Interestingly WipEout HD posed a challenge to the developers in creating a good-looking 3D user interface.

"When you're immersed into the 3D world, the minute you come back to a UI, it's just 2D and you really notice it. You're wearing the 3D glasses but it's not giving you a payback. You're very conscious of it," Benson explains.

The challenge then takes the form of addressing the interface so it works in 3D space, keeping the player immersed and rewarded.

"Originally we tried that by retrofitting it. We said 'Let's just use the 2D system and insert some depth between some elements.' That didn't really work," Benson continues.

"You end up with some areas that have pseudo-3D effects and things like that, and in some places it breaks down. It's quite tricky to retrofit 3D into a UI. What we did instead was target the background, pushing it back a little, we put something in the background that had some depth and left the rest of the UI elements on the plane of the screen. It looked great and kept you immersed."

Extensive testing was done to retool WipEout HD's 2D interface (shown) into something that worked in 3D.

Interestingly the issues raised by integrating the user interface into a full stereoscopic 3D experience also extended just a touch into the game itself.

"With the UI in-game we had the issue of the missile marker," Benson says. "We had the case where the marker was drawn on the plane of the screen but it was locking onto a target in the distance and you couldn't look at the two things at the same time. With that one, pushing the UI element into the scene... push that into the right depth and everything's fine. That was the only UI element we had to change."

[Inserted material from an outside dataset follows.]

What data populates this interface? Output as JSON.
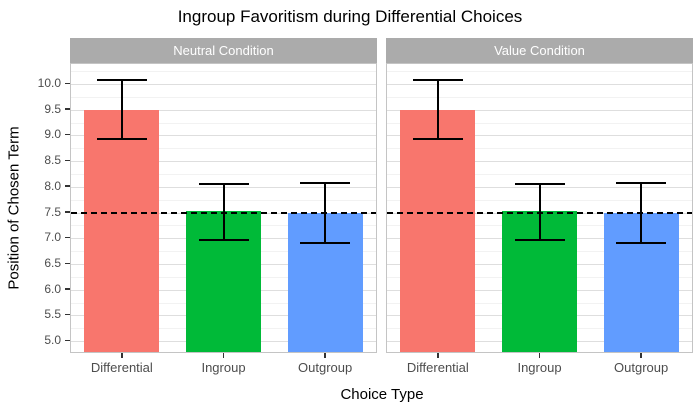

The missile lock was an element of the user interface that needed specific re-engineering to work with full stereoscopic vision.

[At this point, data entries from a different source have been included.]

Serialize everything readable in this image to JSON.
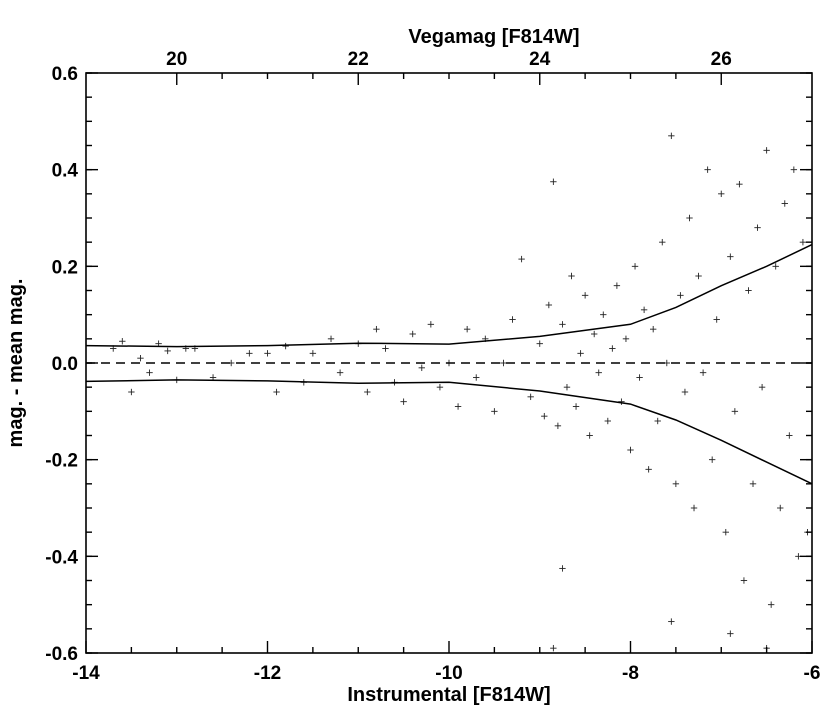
{
  "chart_data": {
    "type": "scatter",
    "title": "",
    "xlabel": "Instrumental [F814W]",
    "ylabel": "mag. - mean mag.",
    "xlim": [
      -14,
      -6
    ],
    "ylim": [
      -0.6,
      0.6
    ],
    "x_ticks": [
      -14,
      -12,
      -10,
      -8,
      -6
    ],
    "x_tick_labels": [
      "-14",
      "-12",
      "-10",
      "-8",
      "-6"
    ],
    "y_ticks": [
      -0.6,
      -0.4,
      -0.2,
      0.0,
      0.2,
      0.4,
      0.6
    ],
    "y_tick_labels": [
      "-0.6",
      "-0.4",
      "-0.2",
      "0.0",
      "0.2",
      "0.4",
      "0.6"
    ],
    "top_axis": {
      "label": "Vegamag [F814W]",
      "ticks": [
        20,
        22,
        24,
        26
      ],
      "tick_labels": [
        "20",
        "22",
        "24",
        "26"
      ],
      "instrumental_at_ticks": [
        -13.0,
        -11.0,
        -9.0,
        -7.0
      ]
    },
    "grid": false,
    "legend": "none",
    "reference_line": {
      "y": 0.0,
      "style": "dashed"
    },
    "envelope_upper": {
      "x": [
        -14.0,
        -13.0,
        -12.0,
        -11.0,
        -10.0,
        -9.0,
        -8.0,
        -7.5,
        -7.0,
        -6.5,
        -6.0
      ],
      "y": [
        0.036,
        0.034,
        0.036,
        0.041,
        0.039,
        0.055,
        0.08,
        0.115,
        0.16,
        0.2,
        0.245
      ]
    },
    "envelope_lower": {
      "x": [
        -14.0,
        -13.0,
        -12.0,
        -11.0,
        -10.0,
        -9.0,
        -8.0,
        -7.5,
        -7.0,
        -6.5,
        -6.0
      ],
      "y": [
        -0.038,
        -0.035,
        -0.037,
        -0.042,
        -0.04,
        -0.058,
        -0.085,
        -0.118,
        -0.16,
        -0.205,
        -0.25
      ]
    },
    "scatter": {
      "marker": "plus",
      "color": "#222222",
      "points": [
        [
          -13.7,
          0.03
        ],
        [
          -13.6,
          0.045
        ],
        [
          -13.5,
          -0.06
        ],
        [
          -13.4,
          0.01
        ],
        [
          -13.3,
          -0.02
        ],
        [
          -13.2,
          0.04
        ],
        [
          -13.1,
          0.025
        ],
        [
          -13.0,
          -0.035
        ],
        [
          -12.9,
          0.03
        ],
        [
          -12.8,
          0.03
        ],
        [
          -12.6,
          -0.03
        ],
        [
          -12.4,
          0.0
        ],
        [
          -12.2,
          0.02
        ],
        [
          -12.0,
          0.02
        ],
        [
          -11.9,
          -0.06
        ],
        [
          -11.8,
          0.035
        ],
        [
          -11.6,
          -0.04
        ],
        [
          -11.5,
          0.02
        ],
        [
          -11.3,
          0.05
        ],
        [
          -11.2,
          -0.02
        ],
        [
          -11.0,
          0.04
        ],
        [
          -10.9,
          -0.06
        ],
        [
          -10.8,
          0.07
        ],
        [
          -10.7,
          0.03
        ],
        [
          -10.6,
          -0.04
        ],
        [
          -10.5,
          -0.08
        ],
        [
          -10.4,
          0.06
        ],
        [
          -10.3,
          -0.01
        ],
        [
          -10.2,
          0.08
        ],
        [
          -10.1,
          -0.05
        ],
        [
          -10.0,
          0.0
        ],
        [
          -9.9,
          -0.09
        ],
        [
          -9.8,
          0.07
        ],
        [
          -9.7,
          -0.03
        ],
        [
          -9.6,
          0.05
        ],
        [
          -9.5,
          -0.1
        ],
        [
          -9.4,
          0.0
        ],
        [
          -9.3,
          0.09
        ],
        [
          -9.2,
          0.215
        ],
        [
          -9.1,
          -0.07
        ],
        [
          -9.0,
          0.04
        ],
        [
          -8.95,
          -0.11
        ],
        [
          -8.9,
          0.12
        ],
        [
          -8.85,
          0.375
        ],
        [
          -8.8,
          -0.13
        ],
        [
          -8.75,
          0.08
        ],
        [
          -8.7,
          -0.05
        ],
        [
          -8.65,
          0.18
        ],
        [
          -8.6,
          -0.09
        ],
        [
          -8.55,
          0.02
        ],
        [
          -8.5,
          0.14
        ],
        [
          -8.45,
          -0.15
        ],
        [
          -8.4,
          0.06
        ],
        [
          -8.35,
          -0.02
        ],
        [
          -8.3,
          0.1
        ],
        [
          -8.25,
          -0.12
        ],
        [
          -8.2,
          0.03
        ],
        [
          -8.15,
          0.16
        ],
        [
          -8.1,
          -0.08
        ],
        [
          -8.05,
          0.05
        ],
        [
          -8.0,
          -0.18
        ],
        [
          -7.95,
          0.2
        ],
        [
          -7.9,
          -0.03
        ],
        [
          -7.85,
          0.11
        ],
        [
          -7.8,
          -0.22
        ],
        [
          -7.75,
          0.07
        ],
        [
          -7.7,
          -0.12
        ],
        [
          -7.65,
          0.25
        ],
        [
          -7.6,
          0.0
        ],
        [
          -7.55,
          0.47
        ],
        [
          -7.5,
          -0.25
        ],
        [
          -7.45,
          0.14
        ],
        [
          -7.4,
          -0.06
        ],
        [
          -7.35,
          0.3
        ],
        [
          -7.3,
          -0.3
        ],
        [
          -7.25,
          0.18
        ],
        [
          -7.2,
          -0.02
        ],
        [
          -7.15,
          0.4
        ],
        [
          -7.1,
          -0.2
        ],
        [
          -7.05,
          0.09
        ],
        [
          -7.0,
          0.35
        ],
        [
          -6.95,
          -0.35
        ],
        [
          -6.9,
          0.22
        ],
        [
          -6.85,
          -0.1
        ],
        [
          -6.8,
          0.37
        ],
        [
          -6.75,
          -0.45
        ],
        [
          -6.7,
          0.15
        ],
        [
          -6.65,
          -0.25
        ],
        [
          -6.6,
          0.28
        ],
        [
          -6.55,
          -0.05
        ],
        [
          -6.5,
          0.44
        ],
        [
          -6.45,
          -0.5
        ],
        [
          -6.4,
          0.2
        ],
        [
          -6.35,
          -0.3
        ],
        [
          -6.3,
          0.33
        ],
        [
          -6.25,
          -0.15
        ],
        [
          -6.2,
          0.4
        ],
        [
          -6.15,
          -0.4
        ],
        [
          -6.1,
          0.25
        ],
        [
          -6.05,
          -0.35
        ],
        [
          -8.85,
          -0.59
        ],
        [
          -8.75,
          -0.425
        ],
        [
          -7.55,
          -0.535
        ],
        [
          -6.5,
          -0.59
        ],
        [
          -6.9,
          -0.56
        ]
      ]
    }
  }
}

Moving onto the next major SCEE 3D conversion, MotorStorm: Pacific Rift, the performance challenge proved to be even steeper than with WipEout HD. The game already ran at the default 720p30, meaning no overhead in pixel-throughput and no compromises possible in the frame-rate. In our original coverage of the 3D reveal, our impression was that the Evolution Studios team had shifted to sub-HD in the manner Ian Bickerstaff suggested earlier on, with the hardware scaling making up the pixel quotient. It looks like we got it right, but the tinkering done was even more extensive.

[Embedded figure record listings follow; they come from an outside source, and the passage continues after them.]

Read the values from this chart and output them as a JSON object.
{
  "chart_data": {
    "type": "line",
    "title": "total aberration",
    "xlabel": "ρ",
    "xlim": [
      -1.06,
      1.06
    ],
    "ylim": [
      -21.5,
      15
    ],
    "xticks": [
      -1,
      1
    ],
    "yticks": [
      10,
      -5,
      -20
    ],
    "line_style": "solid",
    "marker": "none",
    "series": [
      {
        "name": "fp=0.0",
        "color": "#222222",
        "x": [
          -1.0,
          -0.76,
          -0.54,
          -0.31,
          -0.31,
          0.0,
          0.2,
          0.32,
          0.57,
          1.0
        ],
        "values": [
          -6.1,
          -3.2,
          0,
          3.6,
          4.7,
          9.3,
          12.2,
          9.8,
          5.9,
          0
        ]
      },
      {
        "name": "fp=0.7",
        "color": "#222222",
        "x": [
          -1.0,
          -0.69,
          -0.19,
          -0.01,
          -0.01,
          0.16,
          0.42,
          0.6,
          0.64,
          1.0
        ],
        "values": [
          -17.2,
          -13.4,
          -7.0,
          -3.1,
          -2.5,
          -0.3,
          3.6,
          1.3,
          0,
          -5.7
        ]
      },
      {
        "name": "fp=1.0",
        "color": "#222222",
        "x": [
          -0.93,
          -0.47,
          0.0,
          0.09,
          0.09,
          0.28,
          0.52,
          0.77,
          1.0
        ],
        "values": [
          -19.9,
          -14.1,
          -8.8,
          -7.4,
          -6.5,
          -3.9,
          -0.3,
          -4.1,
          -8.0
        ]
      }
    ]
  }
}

"First of all we took our split-screen mode... effectively, 3D is very much like making a split-screen game," Benson reveals. "It's two views in one world, so let's just put the two cameras on the one player."

Split-screen modes work by lowering detail levels so the engine can effectively deliver two game instances running simultaneously from the one console. Even with the scaled-back image, it's a big technical challenge and it's the reason why so few games run with split-screen modes in the current console era.

"Our geometry was already fine and we had lower resolution/lower fidelity models that would render at 30Hz for the split-screen mode, so we started with that," Benson continues.

"All we need to do now is find some pixels, so we turned to the hardware upscaling and again tried to squeeze as much as we could from optimisation. But given that the game was already finished, there wasn't much headroom to find there. The compromise of some hardware upscaling and some more optimisation managed to get us to the point where we could get the game working. But the important point was to avoid the frame-tearing."

The split-screen mode of Motorstorm: Pacific Rift (2D version shown here) proved to have crucial assets necessary in gaining the performance boost required to take the game into 3D. Hardware upscaling and optimisation did the rest.

While MotorStorm in 3D may not have all of the visual finery of the traditional game, it turns out that some of the additional effects included in the game are disabled, simply because they are no longer needed.

"In the original game we varied field-of-view a lot to give speed cuing and acceleration cuing to the player," says Benson. "But in the 3D you don't really need that any more - you get it for free. 3D gives you that regardless. So we just made the field of view more natural."